What other private information could be at risk?

November 18 2016, by Michael Davies | Category: Telecom

Author Michael Davies – Chief Operating Officer

Privacy and information security represent considerable challenges for businesses today. We know because we also face demands and cost decisions to address risk for our data security, as do all our customers.  As in so many cases, the immediate dollar saving now can become a hefty risk for businesses later.  The recently reported breaches of customer privacy and data theft in overseas call centres such as the in the Sydney Morning Herald, truly bring this to life.

The theft and resale of confidential customer information revealed this week is an example of “insider risk”, where people employed in external call centres have taken advantage of access to such information.

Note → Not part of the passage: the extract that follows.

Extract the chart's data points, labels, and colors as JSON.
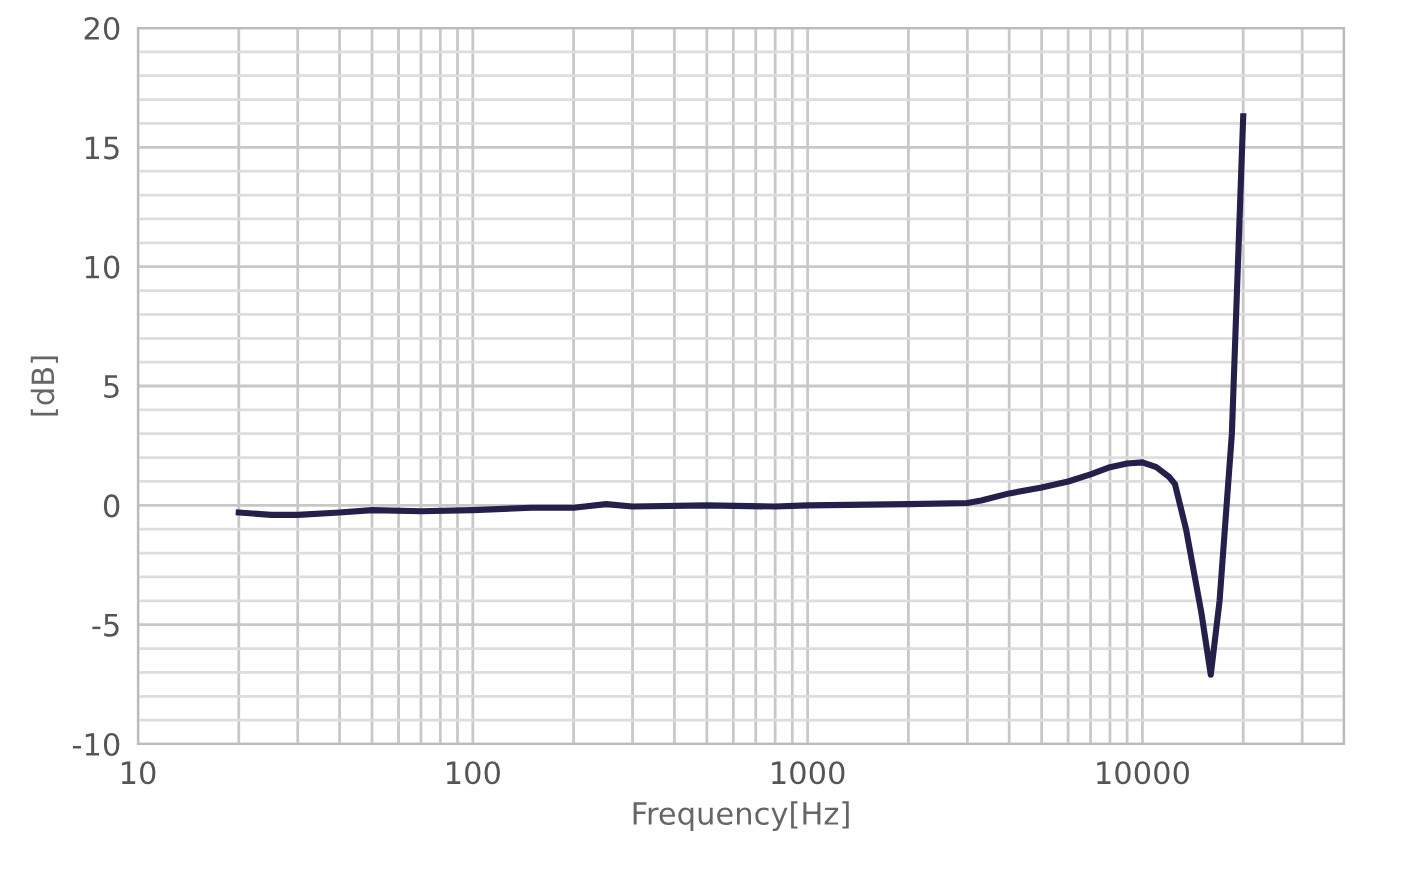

Decisions about offshoring integral business functions are often made with a view to reducing cost, with labour arbitrage being the primary driver for the move.  While security is absolutely a consideration in any offshoring business plan and system security is often very carefully managed, the reality is that staff and their loyalty to the company is a pivotal aspect of any security proposition.

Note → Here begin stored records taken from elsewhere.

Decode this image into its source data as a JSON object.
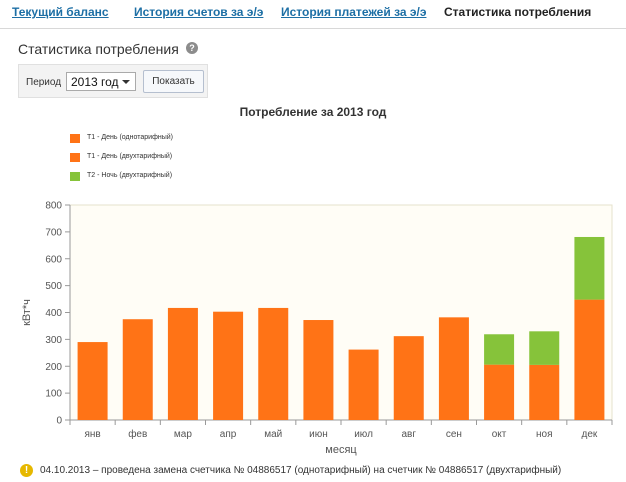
{
  "tabs": [
    {
      "label": "Текущий баланс"
    },
    {
      "label": "История счетов за э/э"
    },
    {
      "label": "История платежей за э/э"
    },
    {
      "label": "Статистика потребления"
    }
  ],
  "page": {
    "title": "Статистика потребления",
    "help_icon": "?"
  },
  "filter": {
    "period_label": "Период",
    "period_value": "2013 год",
    "show_button": "Показать"
  },
  "chart_data": {
    "type": "bar",
    "title": "Потребление за 2013 год",
    "xlabel": "месяц",
    "ylabel": "кВт*ч",
    "ylim": [
      0,
      800
    ],
    "yticks": [
      0,
      100,
      200,
      300,
      400,
      500,
      600,
      700,
      800
    ],
    "categories": [
      "янв",
      "фев",
      "мар",
      "апр",
      "май",
      "июн",
      "июл",
      "авг",
      "сен",
      "окт",
      "ноя",
      "дек"
    ],
    "stacked": true,
    "grid": false,
    "legend_position": "top-left",
    "series": [
      {
        "name": "Т1 - День (однотарифный)",
        "color": "#ff7316",
        "values": [
          290,
          375,
          417,
          403,
          417,
          372,
          262,
          312,
          382,
          0,
          0,
          0
        ]
      },
      {
        "name": "Т1 - День (двухтарифный)",
        "color": "#ff7316",
        "values": [
          0,
          0,
          0,
          0,
          0,
          0,
          0,
          0,
          0,
          206,
          205,
          448
        ]
      },
      {
        "name": "Т2 - Ночь (двухтарифный)",
        "color": "#86c33a",
        "values": [
          0,
          0,
          0,
          0,
          0,
          0,
          0,
          0,
          0,
          113,
          125,
          233
        ]
      }
    ]
  },
  "note": {
    "icon": "warning-icon",
    "text": "04.10.2013 – проведена замена счетчика № 04886517 (однотарифный) на счетчик № 04886517 (двухтарифный)"
  }
}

It begs the question as to what data other than customer information could be exposed through uninformed outsourcing overseas of other functions: network operations which give a window into network designs and, by extension, vulnerabilities?

Research recently released by Macquarie Government managing director Aidan Tudehope – cyber security report shows many businesses are struggling to understand and manage their own, internal cyber security risks, let alone the arm’s length risks created by service providers moving core data regarding customers’ communications networks offshore.

For us, there is no question we could save money by moving away from employing Australian staff and taking customer contact centres and operations overseas.  The decision not to was one founded in the belief that our security, service experience and contribution to the IT industry would be materially better delivered in Australia.  Our high-performing service staff are often starting their IT careers, many move into positions in other parts of our business or in fact get picked up by our customers to bolster their IT teams.  We personally believe this contribution to skilled staff in country is crucial to the long term needs of our industry and our country.  #SoUntelco.